Ce qui advient (3), détail gravure au burin, 2018

Au départ …

Il y a ce goût pour le corps, la peau, la chair, les bribes, les cicatrices et plis secrets, mémoires invisibles et indélébiles. C'est ce qui me porte et me pousse dans mes recherches : les traces du temps sur le vivant.

Souvent ombres et lumières se cherchent, se parlent…

Dire sans dire, montrer sans montrer, changer d'espace, d'échelle.

 

Graver, dessiner

Pour moi graver c'est un peu se perdre pour se trouver.

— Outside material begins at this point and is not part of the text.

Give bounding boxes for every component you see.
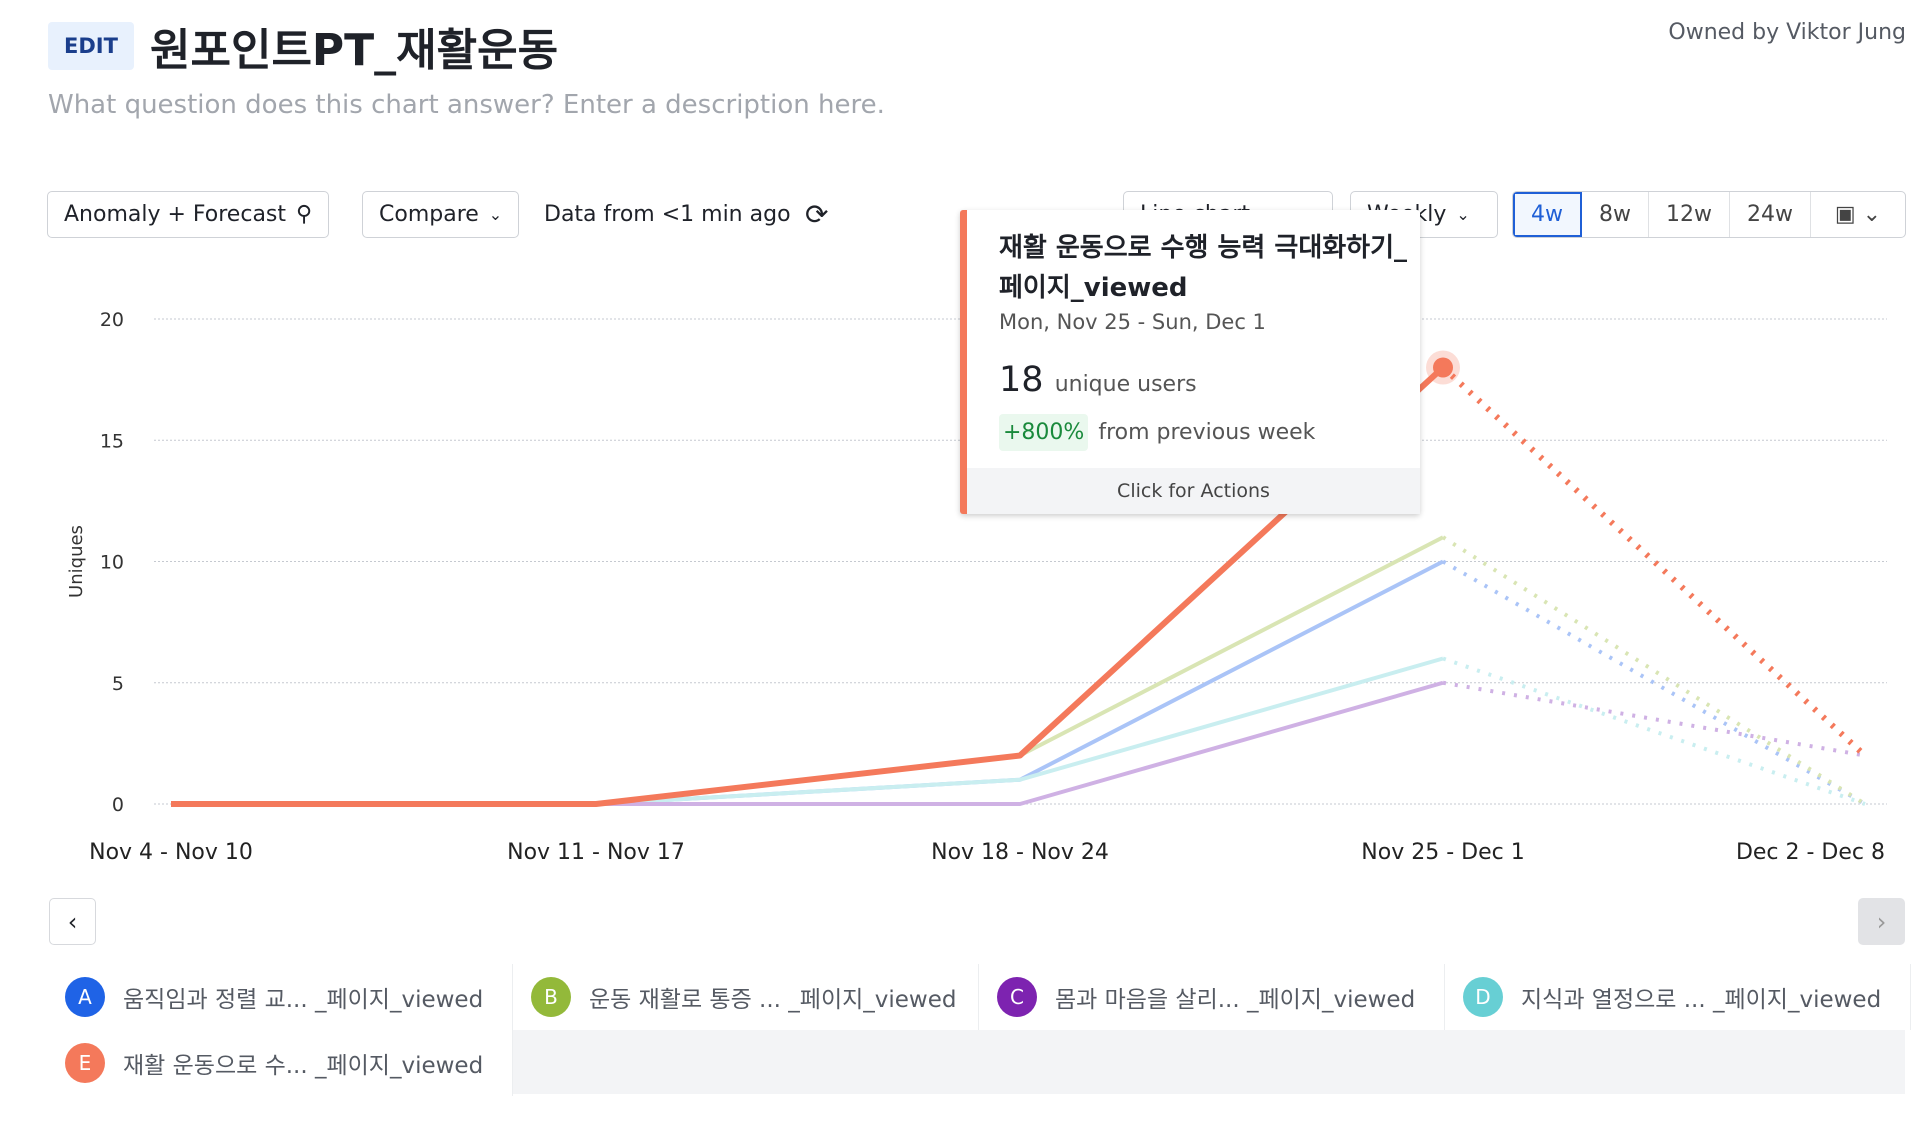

La gravure au burin m’apporte ceci de précieux : la conjugaison de la lenteur et de l’urgence, mariage improbable qui, comme un révélateur, amène à un dépassement de soi. Urgence des formes qui demandent à naître, laisser trace.

Vivre dans le sentiment que tout est décousu et pourtant lié, inexorablement .

Le temps glisse. La surprise de vivre m’étreint.

La dualité comme terreau.

La lenteur choisie de la gravure au burin amène à un mûrissement souterrain de tout cela, impossible à anticiper. Il y a des gestes concis, parfois minuscules, ou au contraire amples, toujours un voyage dans le temps, les sens en éveil.

Travail en aveugle, des mois sans savoir, car je ne réalise aucune épreuve tant que la suite de gravures en cours n’est pas terminée, tant que je n’ai pas épuisé ce que je devais donner et que j'ignorais.

Et puis, le pincement au cœur, indispensable indice que ce miroir qu’est l’estampe est prêt pour aller à la rencontre d’autres regards.

Le dessin offre une autre temporalité, permet une rapidité d’exécution dans un geste primal. Dans tous les cas, il s’agit de s’approcher au plus près de l’essentiel, du fugace, de l’indicible.

Microcosme et macrocosme sont au cœur de tout mon travail. Les incisions précises du burin guident vers l’infime et l’intime, grâce au temps long de l’écriture dans la chair du cuivre. Le geste libéré du dessin impose la lecture de fragments d’un monde éclaté.

Tout est mouvement, tout est en suspens. L’espace et le temps sont révolus. Organique et minéral se conjuguent, dans la quête de faire corps avec l’infini.